Federal Reserve officials are expecting some economic relief this year from the recent tax cut deal between President Barack Obama and Republicans in Congress, but it's not going to be enough to fix the biggest threats to the nation's recovery, according to minutes released today of the Fed's Dec. 14 closed-door meeting.

The threats to progress are no surprise, of course - weak hiring activity, cuts and layoffs from state and local governments, and a shaky housing market. The question is: What will the Fed do next?

The measured tone of the Fed's minutes offers some hints that the central bank will stay its course. The Fed stuck with the pace of their $600 billion Treasury bond-buying program last month, because the economic situation wasn't improving fast enough to lift unemployment.

"Even with the positive news received over the intermeeting period, the most likely outcome was a gradual pickup in growth with slow progress toward maximum employment," the minutes said.

Some analysts say there's no reason to believe the Fed's going to change course on its policy, called quantitative easing.

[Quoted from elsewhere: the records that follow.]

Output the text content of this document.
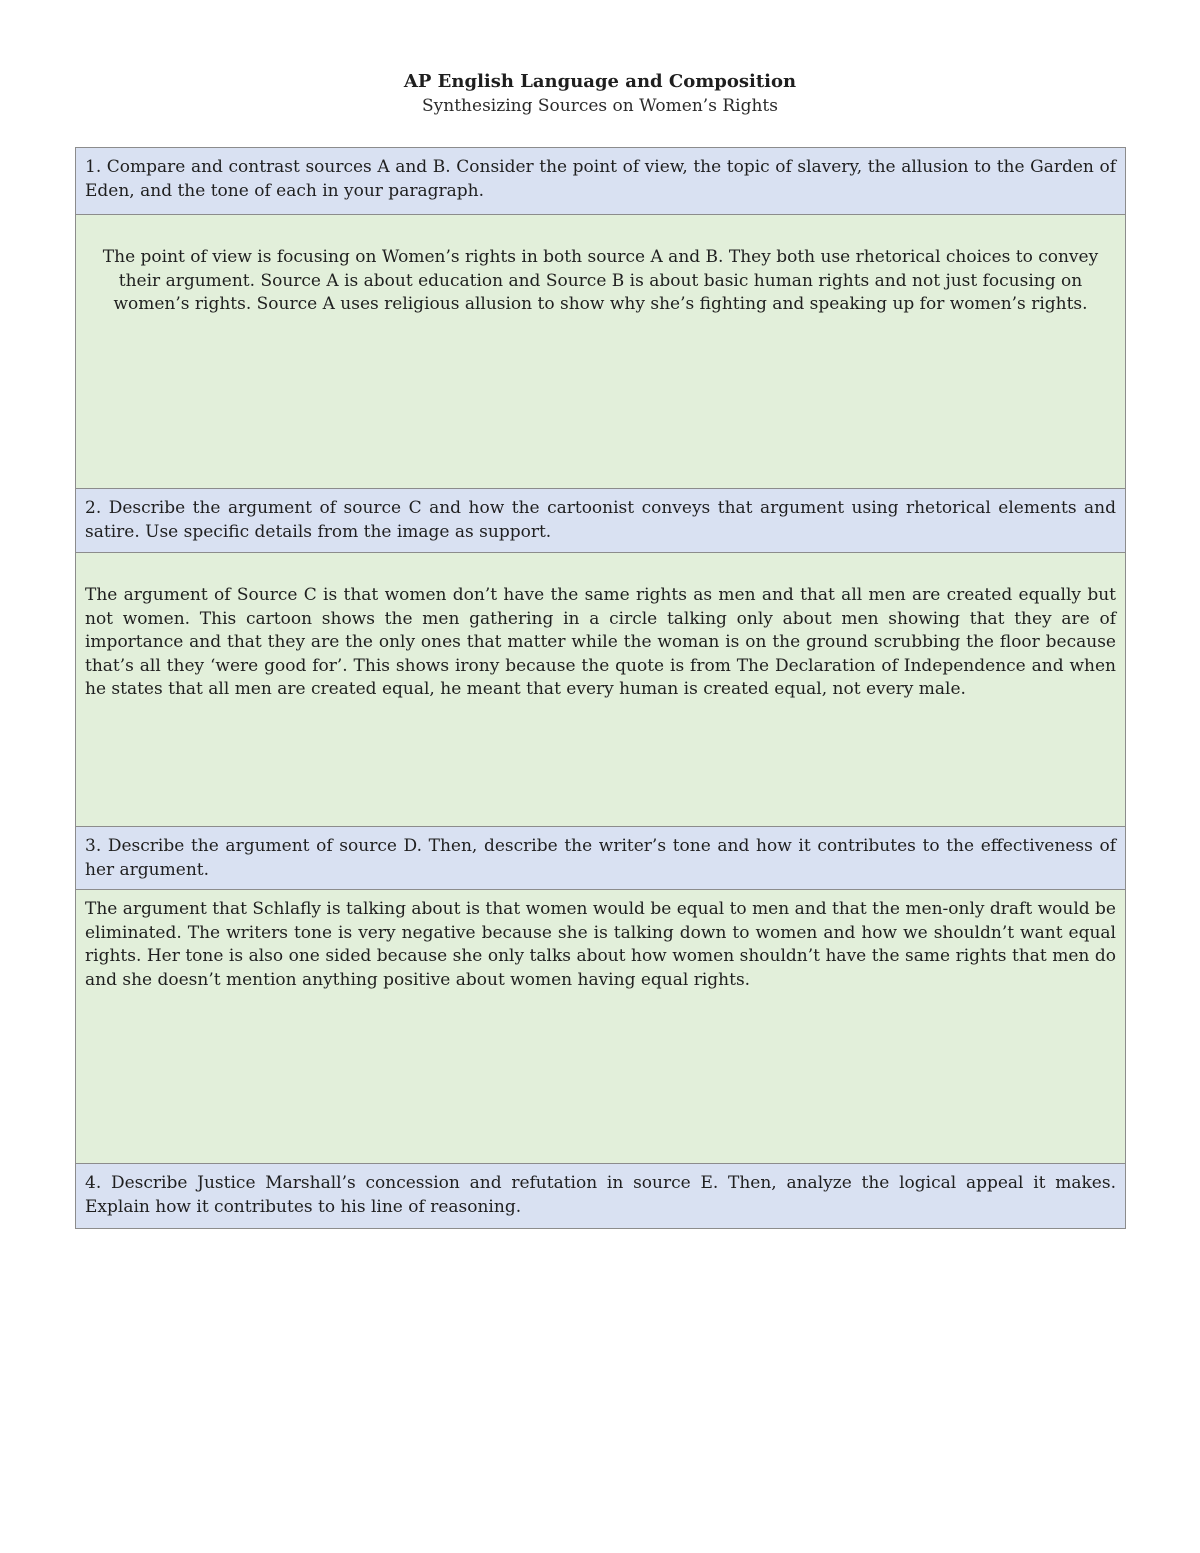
AP English Language and Composition

Synthesizing Sources on Women’s Rights

1. Compare and contrast sources A and B. Consider the point of view, the topic of slavery, the allusion to the Garden of Eden, and the tone of each in your paragraph.
The point of view is focusing on Women’s rights in both source A and B. They both use rhetorical choices to convey their argument. Source A is about education and Source B is about basic human rights and not just focusing on women’s rights. Source A uses religious allusion to show why she’s fighting and speaking up for women’s rights.
2. Describe the argument of source C and how the cartoonist conveys that argument using rhetorical elements and satire. Use specific details from the image as support.
The argument of Source C is that women don’t have the same rights as men and that all men are created equally but not women. This cartoon shows the men gathering in a circle talking only about men showing that they are of importance and that they are the only ones that matter while the woman is on the ground scrubbing the floor because that’s all they ‘were good for’. This shows irony because the quote is from The Declaration of Independence and when he states that all men are created equal, he meant that every human is created equal, not every male.
3. Describe the argument of source D. Then, describe the writer’s tone and how it contributes to the effectiveness of her argument.
The argument that Schlafly is talking about is that women would be equal to men and that the men-only draft would be eliminated. The writers tone is very negative because she is talking down to women and how we shouldn’t want equal rights. Her tone is also one sided because she only talks about how women shouldn’t have the same rights that men do and she doesn’t mention anything positive about women having equal rights.
4. Describe Justice Marshall’s concession and refutation in source E. Then, analyze the logical appeal it makes. Explain how it contributes to his line of reasoning.
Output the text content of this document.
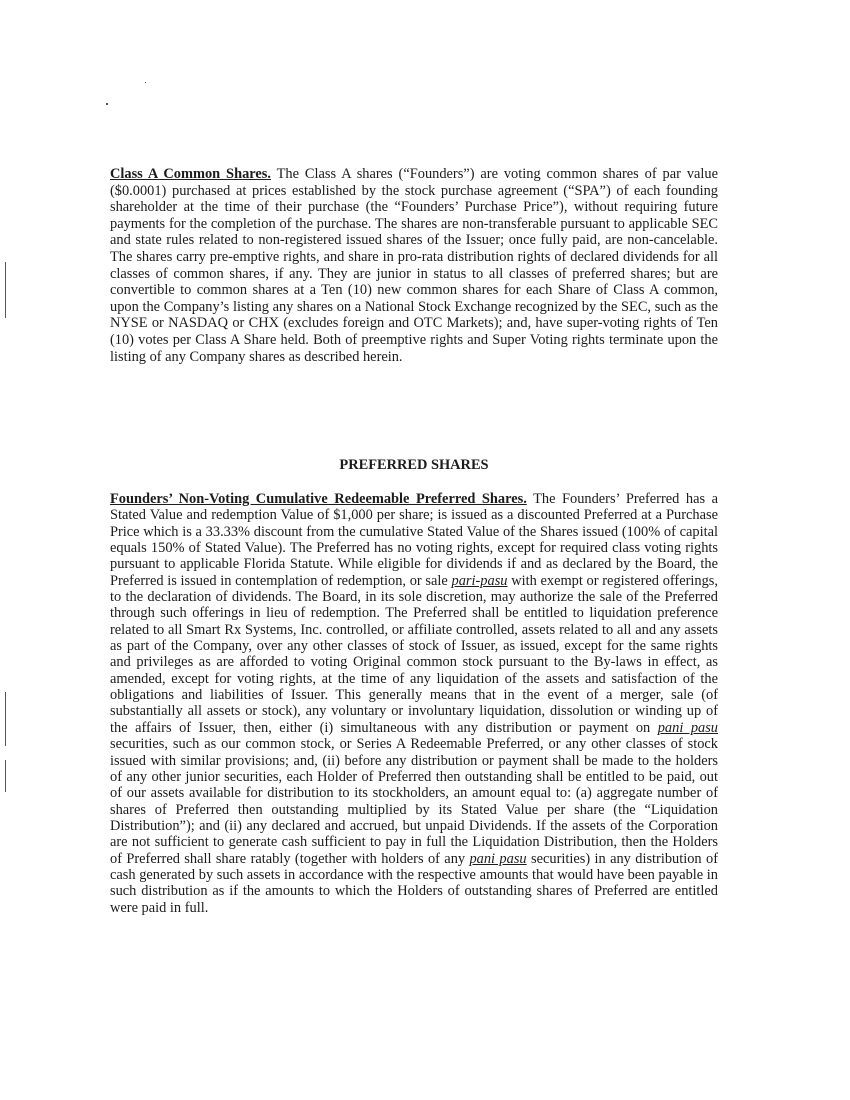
Class A Common Shares. The Class A shares (“Founders”) are voting common shares of par value ($0.0001) purchased at prices established by the stock purchase agreement (“SPA”) of each founding shareholder at the time of their purchase (the “Founders’ Purchase Price”), without requiring future payments for the completion of the purchase. The shares are non-transferable pursuant to applicable SEC and state rules related to non-registered issued shares of the Issuer; once fully paid, are non-cancelable. The shares carry pre-emptive rights, and share in pro-rata distribution rights of declared dividends for all classes of common shares, if any. They are junior in status to all classes of preferred shares; but are convertible to common shares at a Ten (10) new common shares for each Share of Class A common, upon the Company’s listing any shares on a National Stock Exchange recognized by the SEC, such as the NYSE or NASDAQ or CHX (excludes foreign and OTC Markets); and, have super-voting rights of Ten (10) votes per Class A Share held. Both of preemptive rights and Super Voting rights terminate upon the listing of any Company shares as described herein.

PREFERRED SHARES

Founders’ Non-Voting Cumulative Redeemable Preferred Shares. The Founders’ Preferred has a Stated Value and redemption Value of $1,000 per share; is issued as a discounted Preferred at a Purchase Price which is a 33.33% discount from the cumulative Stated Value of the Shares issued (100% of capital equals 150% of Stated Value). The Preferred has no voting rights, except for required class voting rights pursuant to applicable Florida Statute. While eligible for dividends if and as declared by the Board, the Preferred is issued in contemplation of redemption, or sale pari-pasu with exempt or registered offerings, to the declaration of dividends. The Board, in its sole discretion, may authorize the sale of the Preferred through such offerings in lieu of redemption. The Preferred shall be entitled to liquidation preference related to all Smart Rx Systems, Inc. controlled, or affiliate controlled, assets related to all and any assets as part of the Company, over any other classes of stock of Issuer, as issued, except for the same rights and privileges as are afforded to voting Original common stock pursuant to the By-laws in effect, as amended, except for voting rights, at the time of any liquidation of the assets and satisfaction of the obligations and liabilities of Issuer. This generally means that in the event of a merger, sale (of substantially all assets or stock), any voluntary or involuntary liquidation, dissolution or winding up of the affairs of Issuer, then, either (i) simultaneous with any distribution or payment on pani pasu securities, such as our common stock, or Series A Redeemable Preferred, or any other classes of stock issued with similar provisions; and, (ii) before any distribution or payment shall be made to the holders of any other junior securities, each Holder of Preferred then outstanding shall be entitled to be paid, out of our assets available for distribution to its stockholders, an amount equal to: (a) aggregate number of shares of Preferred then outstanding multiplied by its Stated Value per share (the “Liquidation Distribution”); and (ii) any declared and accrued, but unpaid Dividends. If the assets of the Corporation are not sufficient to generate cash sufficient to pay in full the Liquidation Distribution, then the Holders of Preferred shall share ratably (together with holders of any pani pasu securities) in any distribution of cash generated by such assets in accordance with the respective amounts that would have been payable in such distribution as if the amounts to which the Holders of outstanding shares of Preferred are entitled were paid in full.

"There is no indication that members are inclined to curtail the program," Eric Green, chief economist at TD Securities, told Reuters. "The Fed will follow through with the $600 billion."

It's not exactly "printing money," but the Fed's decision to inject new money into the U.S. economy by purchasing $600 billion in long term government bonds has raised concerns here and abroad.

Bond purchases are important to economic activity - they can force interest rates down on mortgages and other loans like on cars. The Fed's strategy, called quantitative easing, suggests that would create growth for businesses and entice them to start hiring.

Some policy makers have expressed concern that the policy could create deflation. But those fears appear to have subsided. In the minutes, Fed officials expressed confidence that the recent rise in government bond yields was a consequence of greater optimism about the economy, and would not undermine its efforts to stimulate the recovery by keeping long-term interest rates low.